National Environmental Policy Act Text Corpus (NEPATEC) 2.0 Analysis
Author
Your Name
Published
March 18, 2026
1 Project Overview
This document is a good reference for how to contextualize this project, the project goals and data, and to clearly understand the project deliverables and timeline.
1.1 Project context: National Environmental Policy Act (NEPA)
Federal environmental permitting—and, relatedly, the National Environmental Policy Act (NEPA)—has often been blamed as a core contributor to delays in infrastructure deployment. However, research to date on NEPA has been hindered by federal agency data management practices: NEPA documents are scattered across numerous agency databases, often in machine-unreadable formats, and typically lack basic metadata and other identifiers. As such, researchers have had to craft bespoke subsets of NEPA data from which to glean insights—a time-consuming task that has limited the information available about NEPA’s effectiveness and paved the way for a national permitting reform conversation rife with anecdotes and cherry-picked information.

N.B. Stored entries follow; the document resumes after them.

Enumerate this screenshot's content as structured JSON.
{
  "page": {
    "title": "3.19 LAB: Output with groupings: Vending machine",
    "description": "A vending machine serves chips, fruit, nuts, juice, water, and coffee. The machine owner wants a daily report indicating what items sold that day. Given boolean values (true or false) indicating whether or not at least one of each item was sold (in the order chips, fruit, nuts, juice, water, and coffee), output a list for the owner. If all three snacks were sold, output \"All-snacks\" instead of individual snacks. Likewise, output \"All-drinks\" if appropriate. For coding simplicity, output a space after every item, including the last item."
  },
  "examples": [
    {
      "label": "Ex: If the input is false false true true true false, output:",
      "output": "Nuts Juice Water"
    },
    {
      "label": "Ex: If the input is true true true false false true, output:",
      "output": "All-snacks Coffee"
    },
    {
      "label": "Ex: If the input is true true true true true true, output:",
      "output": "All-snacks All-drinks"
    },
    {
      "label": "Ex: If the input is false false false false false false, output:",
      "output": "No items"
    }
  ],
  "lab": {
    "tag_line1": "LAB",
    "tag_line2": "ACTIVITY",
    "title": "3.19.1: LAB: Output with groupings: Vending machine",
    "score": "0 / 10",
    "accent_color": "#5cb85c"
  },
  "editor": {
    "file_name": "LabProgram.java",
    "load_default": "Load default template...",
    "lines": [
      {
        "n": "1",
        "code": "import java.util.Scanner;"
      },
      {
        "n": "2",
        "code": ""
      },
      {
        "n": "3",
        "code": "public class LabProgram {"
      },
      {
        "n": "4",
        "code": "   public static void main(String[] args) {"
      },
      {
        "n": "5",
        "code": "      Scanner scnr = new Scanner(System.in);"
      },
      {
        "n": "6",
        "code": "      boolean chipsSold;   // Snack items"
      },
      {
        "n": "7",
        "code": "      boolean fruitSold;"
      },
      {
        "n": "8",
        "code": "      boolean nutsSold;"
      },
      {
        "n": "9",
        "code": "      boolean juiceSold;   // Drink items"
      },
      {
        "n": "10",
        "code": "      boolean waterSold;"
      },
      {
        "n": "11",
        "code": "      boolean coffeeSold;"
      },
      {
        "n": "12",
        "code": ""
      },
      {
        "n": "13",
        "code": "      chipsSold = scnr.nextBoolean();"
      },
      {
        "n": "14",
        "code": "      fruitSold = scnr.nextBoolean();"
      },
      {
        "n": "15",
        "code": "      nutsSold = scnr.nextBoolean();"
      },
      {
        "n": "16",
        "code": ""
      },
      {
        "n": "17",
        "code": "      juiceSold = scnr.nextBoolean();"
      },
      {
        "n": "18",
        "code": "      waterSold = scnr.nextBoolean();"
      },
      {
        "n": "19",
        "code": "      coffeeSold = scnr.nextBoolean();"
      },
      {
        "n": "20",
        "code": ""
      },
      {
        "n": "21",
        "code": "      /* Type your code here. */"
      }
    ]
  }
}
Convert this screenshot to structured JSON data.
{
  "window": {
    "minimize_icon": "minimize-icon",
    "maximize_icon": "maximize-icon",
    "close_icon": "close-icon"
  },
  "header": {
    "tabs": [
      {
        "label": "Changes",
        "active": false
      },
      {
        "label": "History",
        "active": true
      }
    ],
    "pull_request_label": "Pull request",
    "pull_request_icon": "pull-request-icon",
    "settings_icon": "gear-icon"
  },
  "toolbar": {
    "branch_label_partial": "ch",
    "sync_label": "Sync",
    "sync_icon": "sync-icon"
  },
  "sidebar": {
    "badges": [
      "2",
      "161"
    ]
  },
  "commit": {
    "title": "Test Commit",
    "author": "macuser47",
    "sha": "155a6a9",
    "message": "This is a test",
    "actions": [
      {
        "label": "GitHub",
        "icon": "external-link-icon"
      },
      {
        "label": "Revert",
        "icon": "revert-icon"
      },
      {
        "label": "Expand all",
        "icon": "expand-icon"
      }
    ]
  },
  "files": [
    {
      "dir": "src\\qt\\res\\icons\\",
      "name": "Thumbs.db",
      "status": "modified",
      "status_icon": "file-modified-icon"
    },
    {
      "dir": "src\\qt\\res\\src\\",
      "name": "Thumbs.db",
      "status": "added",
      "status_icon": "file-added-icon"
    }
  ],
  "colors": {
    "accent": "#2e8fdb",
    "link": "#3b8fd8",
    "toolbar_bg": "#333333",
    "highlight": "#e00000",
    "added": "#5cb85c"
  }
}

The newly released National Environmental Policy Act Text Corpus (NEPATEC) 2.0 dataset from the Pacific Northwest National Laboratory’s (PNNL’s) PermitAI project has the potential to add new, more comprehensive evidence into this conversation. PNNL has built and released a comprehensive dataset of past environmental reviews and permitting documents containing millions of pages and billions of words in machine-readable JSON format. The database contains more than 120,000 NEPA documents1 from 60,000 projects prepared by more than 60 different agencies. Each document contains metadata for (as applicable):
Lead agency
Category
Type of review
Name of project
Location
Project sponsor
Project sector
Project type (a subset of project sector)
Type of document
Document title
Agency or contractor responsible for preparing the document
Categorical exclusion category
Summary of the proposed action
Note
The National Environmental Policy Act Text Corpus (NEPATEC) 2.0 can be accessed here on huggingface.
1.2 Data structure
This shows the original data structure of the project in its original json format. The code in this repo manipulates this raw data.
Code
{"project":{"project_ID":"UNIQUE PROJECT ID FOR PUBLIC VERSION","project_title":{"value":""},"project_sector":{"value":""},"project_type":{"value":""},"project_description":{"value":""},"project_sponsor":{"value":""},"location":{"value":""}},"process":{"process_family":{"value":""},"process_type":{"value":""},"lead_agency":{"value":""}},"documents":[{"metadata":{"document_metadata":{"document_ID":{"value":"UNIQUE DOC/FILE ID FOR PUBLIC VERSION"},"document_type":{"value":""},"document_title":{"value":""},"prepared_by":{"value":""},"ce_category":{"value":""}},"file_metadata":{"file_ID":{"value":"UNIQUE DOC/FILE ID FOR PUBLIC VERSION"},"file_name":{"value":"PDF NAME"},"section_or_volume_title":{"value":""},"main_document":{"value":""},"total_pages":{"value":""},"file_provider":{"value":""}}},"pages":[{"page number":1,"page text":"PAGE 1 TEXT"},{"page number":2,"page text":"PAGE 2 TEXT"}]}]}
2 Project deliverables
For this project, we want to create tables, figures, and maps that help us learn about the data and answer the following questions:
2.1 Phase 1
Phase 1 Deliverable Timeline
Deliverable
Due_Date
1. Decarbonization Technology Projects
Jan 23, 2026
2. Programmatic Reviews
Feb 6, 2026
3. CE vs EA vs EIS
Jan 23, 2026
4. Geography
Feb 6, 2026
5. Pages Over Time
Feb 27, 2026
6. Technology-Specific
Feb 27, 2026
Data on number of decarbonization technology projects within the dataset: number of projects broken down by technology (e.g., offshore and onshore wind, solar, geothermal, nuclear), lead agency, and location
Data on programmatic and tiered reviews: how many tiered reviews are there compared to total and are they completed faster
Data on how many decarbonization technology projects have been categorically excluded vs. have required environmental assessments and environmental impact statements
Broken out by number of projects, generation capacity, and change over time
Data on geography/project location: whether projects are multi-state or multi-agency
Number of pages over time, including pre- and post- Fiscal Responsibility Act of 2023 (FRA), which set page limit requirements
Technology-specific inquiries
Transmission lines: length of lines from project summary correlated with timelines, location, etc.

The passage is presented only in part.